Left and right: Mike Gibisser, The Day of Two Noons, 2012, color, 67 minutes.

Mike Gibisser’s The Day of Two Noons, on the other hand, pits the aging process against the efforts of an encroaching modernism to standardize, and thereby distort, “real” time. Gibisser prefaces the work with a quote from Giorgio Agamben’s 1978 “Time and History: Critique of the Instant and the Continuum,” the tensions and connotations of the latter terms resonating throughout the film. From its first image of an elegant clock, its inner mechanisms working away, timepieces abound, just as initial shots of—we presume—the filmmaker’s grandmother introduce the theme of aging and illness repeated throughout. The ailing woman’s poignant complaint about the unrelieved boredom of her inactive life in itself embodies a continuum comprising uneventful instants. As she speaks, the sound of a locomotive intrudes, bridging her world to the past: a black-and-white re-creation of the historic meeting of two locomotives at a site now a national landmark. This counterpoint of home truths with reflections on the nineteenth-century developments that transformed modern life constitutes the film’s unique structure.

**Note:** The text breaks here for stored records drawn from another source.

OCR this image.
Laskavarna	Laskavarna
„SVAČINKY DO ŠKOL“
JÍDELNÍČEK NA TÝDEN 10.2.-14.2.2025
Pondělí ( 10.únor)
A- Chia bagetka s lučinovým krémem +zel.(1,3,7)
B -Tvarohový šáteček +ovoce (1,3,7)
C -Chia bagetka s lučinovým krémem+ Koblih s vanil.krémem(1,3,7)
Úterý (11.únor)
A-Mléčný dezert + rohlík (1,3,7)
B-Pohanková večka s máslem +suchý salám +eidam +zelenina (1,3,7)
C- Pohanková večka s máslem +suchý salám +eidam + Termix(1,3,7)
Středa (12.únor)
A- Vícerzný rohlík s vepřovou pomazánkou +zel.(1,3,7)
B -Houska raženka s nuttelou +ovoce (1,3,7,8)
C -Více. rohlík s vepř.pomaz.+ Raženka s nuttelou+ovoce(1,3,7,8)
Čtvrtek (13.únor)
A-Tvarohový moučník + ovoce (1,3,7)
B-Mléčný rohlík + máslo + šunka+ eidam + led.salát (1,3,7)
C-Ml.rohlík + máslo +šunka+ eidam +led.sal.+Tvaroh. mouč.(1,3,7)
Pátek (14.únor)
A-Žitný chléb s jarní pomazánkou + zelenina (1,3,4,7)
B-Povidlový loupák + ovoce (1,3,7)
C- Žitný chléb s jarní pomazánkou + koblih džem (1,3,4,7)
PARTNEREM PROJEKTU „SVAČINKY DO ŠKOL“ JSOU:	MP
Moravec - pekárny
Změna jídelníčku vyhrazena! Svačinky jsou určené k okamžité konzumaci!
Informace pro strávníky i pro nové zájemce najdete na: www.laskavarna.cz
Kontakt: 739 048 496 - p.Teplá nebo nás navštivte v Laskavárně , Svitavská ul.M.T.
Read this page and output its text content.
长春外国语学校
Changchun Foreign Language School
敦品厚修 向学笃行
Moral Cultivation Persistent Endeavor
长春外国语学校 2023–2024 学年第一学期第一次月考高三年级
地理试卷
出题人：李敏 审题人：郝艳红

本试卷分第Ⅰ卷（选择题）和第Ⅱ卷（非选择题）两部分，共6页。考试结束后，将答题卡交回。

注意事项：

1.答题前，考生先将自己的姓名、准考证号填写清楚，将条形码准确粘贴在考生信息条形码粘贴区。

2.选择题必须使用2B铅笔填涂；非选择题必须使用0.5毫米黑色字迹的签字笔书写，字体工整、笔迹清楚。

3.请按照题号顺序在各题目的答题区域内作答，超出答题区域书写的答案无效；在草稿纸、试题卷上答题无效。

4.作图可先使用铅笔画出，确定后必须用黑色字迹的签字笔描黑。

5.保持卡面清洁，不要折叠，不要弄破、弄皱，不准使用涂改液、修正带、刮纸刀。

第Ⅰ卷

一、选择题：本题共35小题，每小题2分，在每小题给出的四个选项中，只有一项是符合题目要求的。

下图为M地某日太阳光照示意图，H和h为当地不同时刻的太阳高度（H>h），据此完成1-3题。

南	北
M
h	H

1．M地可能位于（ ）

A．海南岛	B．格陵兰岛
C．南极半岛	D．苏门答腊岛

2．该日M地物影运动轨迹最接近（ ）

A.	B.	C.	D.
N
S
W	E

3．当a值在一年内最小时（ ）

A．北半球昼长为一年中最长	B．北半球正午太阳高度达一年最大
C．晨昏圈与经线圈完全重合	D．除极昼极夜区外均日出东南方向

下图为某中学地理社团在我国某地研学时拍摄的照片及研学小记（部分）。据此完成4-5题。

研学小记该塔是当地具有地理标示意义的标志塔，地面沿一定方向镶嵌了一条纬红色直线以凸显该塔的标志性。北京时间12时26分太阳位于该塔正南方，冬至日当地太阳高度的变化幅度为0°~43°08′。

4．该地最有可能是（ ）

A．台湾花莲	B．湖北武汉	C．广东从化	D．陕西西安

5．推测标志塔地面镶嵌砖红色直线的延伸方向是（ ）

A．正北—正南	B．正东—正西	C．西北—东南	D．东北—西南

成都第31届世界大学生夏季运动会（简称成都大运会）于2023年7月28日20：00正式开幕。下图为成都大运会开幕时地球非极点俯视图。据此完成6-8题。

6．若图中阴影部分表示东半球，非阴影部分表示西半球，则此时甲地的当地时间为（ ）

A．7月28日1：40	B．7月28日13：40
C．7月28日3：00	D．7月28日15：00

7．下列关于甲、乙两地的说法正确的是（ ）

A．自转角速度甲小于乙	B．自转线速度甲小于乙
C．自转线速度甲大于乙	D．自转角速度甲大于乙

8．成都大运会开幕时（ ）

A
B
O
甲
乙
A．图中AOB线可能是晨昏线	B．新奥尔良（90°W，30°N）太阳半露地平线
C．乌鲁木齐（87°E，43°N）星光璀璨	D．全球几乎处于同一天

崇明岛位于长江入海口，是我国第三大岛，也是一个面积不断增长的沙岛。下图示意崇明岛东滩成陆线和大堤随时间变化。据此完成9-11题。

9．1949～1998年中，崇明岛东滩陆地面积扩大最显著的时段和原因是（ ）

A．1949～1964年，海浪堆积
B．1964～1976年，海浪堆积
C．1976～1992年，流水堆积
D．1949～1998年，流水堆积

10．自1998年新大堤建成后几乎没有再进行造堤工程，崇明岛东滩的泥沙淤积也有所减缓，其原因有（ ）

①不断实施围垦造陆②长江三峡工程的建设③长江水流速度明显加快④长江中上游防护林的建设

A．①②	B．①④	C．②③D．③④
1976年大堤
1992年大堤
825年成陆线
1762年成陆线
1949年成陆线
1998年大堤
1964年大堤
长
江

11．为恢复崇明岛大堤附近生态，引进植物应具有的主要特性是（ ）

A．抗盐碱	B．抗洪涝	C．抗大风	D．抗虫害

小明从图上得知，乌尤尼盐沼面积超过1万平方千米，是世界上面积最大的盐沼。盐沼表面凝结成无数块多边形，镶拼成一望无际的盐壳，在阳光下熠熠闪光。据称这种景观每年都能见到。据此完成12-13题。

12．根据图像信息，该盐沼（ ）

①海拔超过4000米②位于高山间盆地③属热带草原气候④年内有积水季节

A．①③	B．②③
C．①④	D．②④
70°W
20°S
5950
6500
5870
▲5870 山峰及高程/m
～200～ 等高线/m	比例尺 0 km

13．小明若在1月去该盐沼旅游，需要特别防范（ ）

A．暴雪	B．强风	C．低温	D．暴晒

Time and travel, the instant and the continuum, are linked to the relationship of still photography to experiments with motion pictures. A photo of railroad tycoon Leland Stanford is followed by a passage from Hollis Frampton’s 1973 Artforum essay on Eadweard Muybridge, who conducted locomotion studies at Stanford’s farm in Palo Alto. As we read of Muybridge’s “last major work of still photography”—an immense 360-degree panorama of San Francisco composed of thirteen panels—we watch Gibisser’s stunning 360-degree panoramic shot of a vast landscape. The film documents how the railroad’s linking of America’s coasts led to efforts in 1883 to establish a uniform system of standard time. While acknowledging the inevitability of this necessity, Gibisser cannot resist spoofing its existential falsehood by printing the formalities for establishing time zones over an image of his grandfather impishly mugging at the camera.

Gibisser plays wittily with the laws of physics which the invention of cinema made possible, reversing the movement of smoke emitted from a steam engine, or sending the majestic flow of a waterfall back to its source. He links these Méliès-like moments with Muybridge, whose own paradoxically still photographs of waterfalls revealed a pre-historic fascination with the as yet unrealized fact of motion pictures.

Tony Pipolo

The sixteenth Views from the Avant-Garde runs Thursday, October 4–Monday, October 8. A select portion of these films will be made available online beginning October 9. Views is part of the fiftieth New York Film Festival, which runs through Sunday, October 14 at Lincoln Center.